Julius C. “Julio” Butler, a former Los Angeles County sheriff’s deputy and an ex-Panther, testified that he merely had “conversations” with FBI agents. That did not constitute being an informant, he said.

Johnnie L. Cochran Jr., one of Pratt’s lawyers, asked Butler to define “informant.”

Butler said an informant “testifies or gives information on someone that might get them arrested and convicted.”

Advertisement

“By that definition, when you told FBI agents that Geronimo Pratt had a machine gun and a .45-caliber pistol, would you say that you were an informant?” Cochran asked.

“I guess you could say that,” Butler answered. “Yes.”

Butler later returned to his position that he had not been an informant, describing his role variously as a “mediator” or “liaison” between the Panthers and law enforcement.

Butler testified at Pratt’s 1972 murder trial that Pratt had confessed privately to him that he had killed Caroline Olsen and critically wounded her husband, Kenneth, during a December 1968 robbery that netted $18 on a Santa Monica tennis court.

Pratt has maintained he was in Oakland attending Black Panther Party meetings when the crime occurred.

Earlier this year Pratt filed a request for a new trial, seeking a hearing on evidence his lawyers say points to his innocence. As that petition was being heard in Los Angeles Superior Court, the district attorney’s office discovered that Butler’s name was included in its own confidential informant file.

Pratt’s petition was transferred to Orange County Superior Court to avoid a conflict of interest after Pratt’s attorneys said they would call Los Angeles Superior Court Judge Richard P. Kalustian, the deputy district attorney who prosecuted Pratt, as a witness.

Advertisement

Butler returned to the witness stand for a second day Wednesday in the Orange County hearing to determine if is there is enough evidence to overturn the murder conviction that has kept Pratt behind bars for a quarter century.

Cochran confronted Butler with passage after passage from FBI memos--documents showing that Butler had more than 30 contacts with agents in the 2 1/2 years before Pratt’s 1972 murder trial.

One FBI memo said Butler told agents Aug. 13, 1969, that he had written a letter “containing information relating to an involvement of Black Panther Party members in an affair that could put them in the gas chamber.”

That letter referred to the confession Butler said Pratt made to him about killing Caroline Olsen.

A Nov. 11, 1969, FBI memo said Butler was “willing to provide information to the FBI on a confidential basis.” About a month later, agents said, Butler told them that “Elmer Pratt owned a Thompson machine gun . . . and said Pratt also had a .45-caliber pistol.”

A memo dated July 9, 1970 states: “. . . in view of Butler’s continued cooperation with the FBI, he is being opened as a [ghetto informant].”

Advertisement

The jury that convicted Pratt of murder in 1972 did not know the FBI memos existed. Nor did Cochran, who represented Pratt at his murder trial.
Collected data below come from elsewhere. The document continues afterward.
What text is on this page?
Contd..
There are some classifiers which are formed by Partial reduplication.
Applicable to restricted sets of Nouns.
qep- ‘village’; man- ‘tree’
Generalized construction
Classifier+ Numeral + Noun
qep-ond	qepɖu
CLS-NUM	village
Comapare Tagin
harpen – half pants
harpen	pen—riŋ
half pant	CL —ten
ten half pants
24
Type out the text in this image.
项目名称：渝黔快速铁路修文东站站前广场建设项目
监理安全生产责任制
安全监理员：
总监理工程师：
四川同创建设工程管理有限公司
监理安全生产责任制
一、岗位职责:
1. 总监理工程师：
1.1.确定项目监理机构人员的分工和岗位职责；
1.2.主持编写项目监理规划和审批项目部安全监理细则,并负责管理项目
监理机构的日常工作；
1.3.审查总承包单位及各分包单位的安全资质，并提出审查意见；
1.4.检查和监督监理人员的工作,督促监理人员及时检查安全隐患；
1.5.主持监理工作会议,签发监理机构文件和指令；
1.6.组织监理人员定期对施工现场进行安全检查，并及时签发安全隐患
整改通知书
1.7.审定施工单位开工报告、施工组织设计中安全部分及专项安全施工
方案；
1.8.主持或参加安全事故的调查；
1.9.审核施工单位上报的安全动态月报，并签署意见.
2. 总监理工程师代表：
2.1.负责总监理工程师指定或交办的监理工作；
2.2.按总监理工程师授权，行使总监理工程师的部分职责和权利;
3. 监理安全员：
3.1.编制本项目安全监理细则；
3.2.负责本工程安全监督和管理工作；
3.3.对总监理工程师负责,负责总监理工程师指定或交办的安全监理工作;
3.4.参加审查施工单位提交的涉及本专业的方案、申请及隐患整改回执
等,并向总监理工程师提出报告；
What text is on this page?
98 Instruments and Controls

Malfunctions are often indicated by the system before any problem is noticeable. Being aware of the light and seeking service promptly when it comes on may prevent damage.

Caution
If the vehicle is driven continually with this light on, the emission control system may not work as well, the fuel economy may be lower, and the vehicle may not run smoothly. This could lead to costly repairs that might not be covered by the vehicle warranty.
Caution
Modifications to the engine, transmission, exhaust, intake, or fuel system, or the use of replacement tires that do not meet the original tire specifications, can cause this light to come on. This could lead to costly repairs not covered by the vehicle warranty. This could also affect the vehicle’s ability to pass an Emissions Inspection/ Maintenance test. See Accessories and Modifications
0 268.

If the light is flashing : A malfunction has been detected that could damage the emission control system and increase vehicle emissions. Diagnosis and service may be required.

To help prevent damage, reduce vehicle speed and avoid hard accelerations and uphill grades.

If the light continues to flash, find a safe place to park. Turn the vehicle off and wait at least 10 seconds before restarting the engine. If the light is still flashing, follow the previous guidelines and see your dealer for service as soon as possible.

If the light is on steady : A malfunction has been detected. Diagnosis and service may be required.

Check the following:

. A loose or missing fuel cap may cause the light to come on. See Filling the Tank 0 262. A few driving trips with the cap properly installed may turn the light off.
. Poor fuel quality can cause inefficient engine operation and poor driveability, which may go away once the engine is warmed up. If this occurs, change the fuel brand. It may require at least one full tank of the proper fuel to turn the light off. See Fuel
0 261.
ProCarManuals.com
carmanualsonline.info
Those documents were not released until 1979.

Butler testified in 1972 that he had never informed on anyone, saying he was “never in the whole world a snitch.”

Butler testified Wednesday that FBI memos saying he provided “confidential information” were incorrect. He said the information he provided was not confidential because he told others, such as his landlady and his neighbors.

He also denied telling an FBI agent that he was willing to cooperate with the bureau.

Butler’s testimony Wednesday established that he is an informant, Cochran said outside court. “Everybody--the FBI, Los Angeles police, district attorney’s investigators--believes he was an informant except himself,” Cochran said. “He can’t bring himself to say ‘informant.’ ”

Butler’s attempts to distinguish between being an informant and being a source, having a conversation and providing information, amounts to “semantic sophistry,” Cochran said. “This man was an informant. We [Pratt’s defense team] should have been advised of that. The jury should have known that.”

Cochran said other witnesses, including district attorney’s office investigators, will testify that Butler was their informant.